Differences between External and Internal tables in Hive
There are two ways to create tables in the Hive context and this post we'll show the differences, advantages and disadvantages.
Internal tables are known as Managed tables and we'll understand the reason in the following. Now, let's create an internal table using SQL in the Hive context and see the advantages and disadvantages.
create table coffee_and_tips_table (name string, age int, address string) stored as textfile;
To be honest I wouldn't say that it's an advantage but Internal tables are managed by Hive
Internal tables can't access remote storage services for example in clouds like Amazon AWS, Microsoft Azure and Google Cloud.
Dropping Internal tables all the data including metadata and partitions will be lost.
External tables has some interesting features compared to Internal tables and it's a good and recommended approach when we need to create tables.
In the script below you can see the difference between Internal table creation and External table related to the last section. We just added the reserved word external in the script.
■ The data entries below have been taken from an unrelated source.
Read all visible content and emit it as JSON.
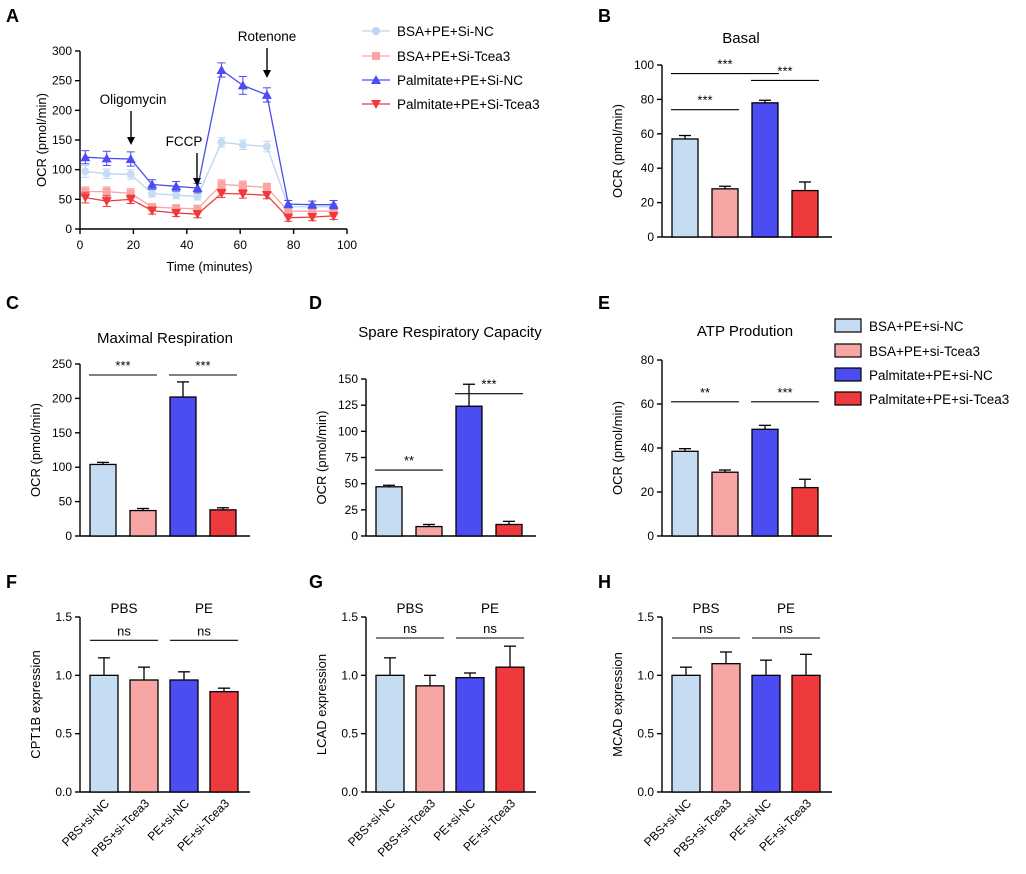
{
  "colors": {
    "light_blue": "#c6dcf3",
    "light_blue_line": "#bcd5f0",
    "light_red": "#f7a6a4",
    "blue": "#4b4cf2",
    "red": "#ef3a3d"
  },
  "legend_a": [
    "BSA+PE+Si-NC",
    "BSA+PE+Si-Tcea3",
    "Palmitate+PE+Si-NC",
    "Palmitate+PE+Si-Tcea3"
  ],
  "legend_e": [
    "BSA+PE+si-NC",
    "BSA+PE+si-Tcea3",
    "Palmitate+PE+si-NC",
    "Palmitate+PE+si-Tcea3"
  ],
  "chart_data": [
    {
      "panel": "A",
      "type": "line",
      "title": "",
      "xlabel": "Time (minutes)",
      "ylabel": "OCR (pmol/min)",
      "xlim": [
        0,
        100
      ],
      "ylim": [
        0,
        300
      ],
      "xticks": [
        0,
        20,
        40,
        60,
        80,
        100
      ],
      "yticks": [
        0,
        50,
        100,
        150,
        200,
        250,
        300
      ],
      "x": [
        2,
        10,
        19,
        27,
        36,
        44,
        53,
        61,
        70,
        78,
        87,
        95
      ],
      "series": [
        {
          "name": "BSA+PE+Si-NC",
          "marker": "circle",
          "values": [
            97,
            93,
            92,
            60,
            57,
            55,
            146,
            142,
            139,
            38,
            37,
            38
          ],
          "errors": [
            10,
            8,
            8,
            6,
            6,
            6,
            8,
            8,
            9,
            5,
            5,
            5
          ]
        },
        {
          "name": "BSA+PE+Si-Tcea3",
          "marker": "square",
          "values": [
            63,
            63,
            60,
            37,
            35,
            34,
            75,
            73,
            70,
            30,
            30,
            30
          ],
          "errors": [
            8,
            8,
            8,
            6,
            6,
            6,
            8,
            8,
            7,
            6,
            6,
            6
          ]
        },
        {
          "name": "Palmitate+PE+Si-NC",
          "marker": "triangle-up",
          "values": [
            121,
            119,
            118,
            75,
            72,
            69,
            268,
            242,
            226,
            42,
            41,
            41
          ],
          "errors": [
            11,
            12,
            12,
            8,
            8,
            8,
            12,
            15,
            12,
            6,
            6,
            7
          ]
        },
        {
          "name": "Palmitate+PE+Si-Tcea3",
          "marker": "triangle-down",
          "values": [
            53,
            47,
            50,
            31,
            27,
            25,
            60,
            59,
            57,
            19,
            20,
            22
          ],
          "errors": [
            9,
            9,
            7,
            6,
            6,
            6,
            7,
            7,
            6,
            6,
            6,
            6
          ]
        }
      ],
      "annotations": [
        {
          "text": "Oligomycin",
          "x": 19
        },
        {
          "text": "FCCP",
          "x": 44
        },
        {
          "text": "Rotenone",
          "x": 70
        }
      ]
    },
    {
      "panel": "B",
      "type": "bar",
      "title": "Basal",
      "ylabel": "OCR (pmol/min)",
      "ylim": [
        0,
        100
      ],
      "yticks": [
        0,
        20,
        40,
        60,
        80,
        100
      ],
      "categories": [
        "BSA+PE+si-NC",
        "BSA+PE+si-Tcea3",
        "Palmitate+PE+si-NC",
        "Palmitate+PE+si-Tcea3"
      ],
      "values": [
        57,
        28,
        78,
        27
      ],
      "errors": [
        2,
        1.5,
        1.5,
        5
      ],
      "significance": [
        {
          "from": 0,
          "to": 1,
          "text": "***",
          "y": 74
        },
        {
          "from": 0,
          "to": 2,
          "text": "***",
          "y": 95
        },
        {
          "from": 2,
          "to": 3,
          "text": "***",
          "y": 91
        }
      ]
    },
    {
      "panel": "C",
      "type": "bar",
      "title": "Maximal Respiration",
      "ylabel": "OCR (pmol/min)",
      "ylim": [
        0,
        250
      ],
      "yticks": [
        0,
        50,
        100,
        150,
        200,
        250
      ],
      "categories": [
        "BSA+PE+si-NC",
        "BSA+PE+si-Tcea3",
        "Palmitate+PE+si-NC",
        "Palmitate+PE+si-Tcea3"
      ],
      "values": [
        104,
        37,
        202,
        38
      ],
      "errors": [
        3,
        3,
        22,
        3
      ],
      "significance": [
        {
          "from": 0,
          "to": 1,
          "text": "***",
          "y": 234
        },
        {
          "from": 2,
          "to": 3,
          "text": "***",
          "y": 234
        }
      ]
    },
    {
      "panel": "D",
      "type": "bar",
      "title": "Spare Respiratory Capacity",
      "ylabel": "OCR (pmol/min)",
      "ylim": [
        0,
        150
      ],
      "yticks": [
        0,
        25,
        50,
        75,
        100,
        125,
        150
      ],
      "categories": [
        "BSA+PE+si-NC",
        "BSA+PE+si-Tcea3",
        "Palmitate+PE+si-NC",
        "Palmitate+PE+si-Tcea3"
      ],
      "values": [
        47,
        9,
        124,
        11
      ],
      "errors": [
        1.5,
        2,
        21,
        3
      ],
      "significance": [
        {
          "from": 0,
          "to": 1,
          "text": "**",
          "y": 63
        },
        {
          "from": 2,
          "to": 3,
          "text": "***",
          "y": 136
        }
      ]
    },
    {
      "panel": "E",
      "type": "bar",
      "title": "ATP Prodution",
      "ylabel": "OCR (pmol/min)",
      "ylim": [
        0,
        80
      ],
      "yticks": [
        0,
        20,
        40,
        60,
        80
      ],
      "categories": [
        "BSA+PE+si-NC",
        "BSA+PE+si-Tcea3",
        "Palmitate+PE+si-NC",
        "Palmitate+PE+si-Tcea3"
      ],
      "values": [
        38.5,
        29,
        48.5,
        22
      ],
      "errors": [
        1.2,
        1,
        1.8,
        3.8
      ],
      "significance": [
        {
          "from": 0,
          "to": 1,
          "text": "**",
          "y": 61
        },
        {
          "from": 2,
          "to": 3,
          "text": "***",
          "y": 61
        }
      ]
    },
    {
      "panel": "F",
      "type": "bar",
      "title": "",
      "ylabel": "CPT1B expression",
      "ylim": [
        0,
        1.5
      ],
      "yticks": [
        "0.0",
        "0.5",
        "1.0",
        "1.5"
      ],
      "categories": [
        "PBS+si-NC",
        "PBS+si-Tcea3",
        "PE+si-NC",
        "PE+si-Tcea3"
      ],
      "values": [
        1.0,
        0.96,
        0.96,
        0.86
      ],
      "errors": [
        0.15,
        0.11,
        0.07,
        0.03
      ],
      "group_labels": [
        {
          "text": "PBS",
          "center": 0.5
        },
        {
          "text": "PE",
          "center": 2.5
        }
      ],
      "significance": [
        {
          "from": 0,
          "to": 1,
          "text": "ns",
          "y": 1.3
        },
        {
          "from": 2,
          "to": 3,
          "text": "ns",
          "y": 1.3
        }
      ]
    },
    {
      "panel": "G",
      "type": "bar",
      "title": "",
      "ylabel": "LCAD expression",
      "ylim": [
        0,
        1.5
      ],
      "yticks": [
        "0.0",
        "0.5",
        "1.0",
        "1.5"
      ],
      "categories": [
        "PBS+si-NC",
        "PBS+si-Tcea3",
        "PE+si-NC",
        "PE+si-Tcea3"
      ],
      "values": [
        1.0,
        0.91,
        0.98,
        1.07
      ],
      "errors": [
        0.15,
        0.09,
        0.04,
        0.18
      ],
      "group_labels": [
        {
          "text": "PBS",
          "center": 0.5
        },
        {
          "text": "PE",
          "center": 2.5
        }
      ],
      "significance": [
        {
          "from": 0,
          "to": 1,
          "text": "ns",
          "y": 1.32
        },
        {
          "from": 2,
          "to": 3,
          "text": "ns",
          "y": 1.32
        }
      ]
    },
    {
      "panel": "H",
      "type": "bar",
      "title": "",
      "ylabel": "MCAD expression",
      "ylim": [
        0,
        1.5
      ],
      "yticks": [
        "0.0",
        "0.5",
        "1.0",
        "1.5"
      ],
      "categories": [
        "PBS+si-NC",
        "PBS+si-Tcea3",
        "PE+si-NC",
        "PE+si-Tcea3"
      ],
      "values": [
        1.0,
        1.1,
        1.0,
        1.0
      ],
      "errors": [
        0.07,
        0.1,
        0.13,
        0.18
      ],
      "group_labels": [
        {
          "text": "PBS",
          "center": 0.5
        },
        {
          "text": "PE",
          "center": 2.5
        }
      ],
      "significance": [
        {
          "from": 0,
          "to": 1,
          "text": "ns",
          "y": 1.32
        },
        {
          "from": 2,
          "to": 3,
          "text": "ns",
          "y": 1.32
        }
      ]
    }
  ]
}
create external table coffee_and_tips_external (name string, age int, address string) stored as textfile;
The data and metadata won't be lost if drop table
External tables can be accessed and managed by external process
External tables allows access to remote storage service as a source location
Again, I wouldn't say that it's a disadvantage but if you need to change schema or dropping a table, probably you'll need to run a command to repair the table as shown below.
msck repair table <table_name>
Depending on the volume, this operation may take some time to complete.
To check out a table type, run the following command below and you'll see at the column table_type the result.
hive> describe formatted <table_name>
That's it, I hope you guys enjoy it!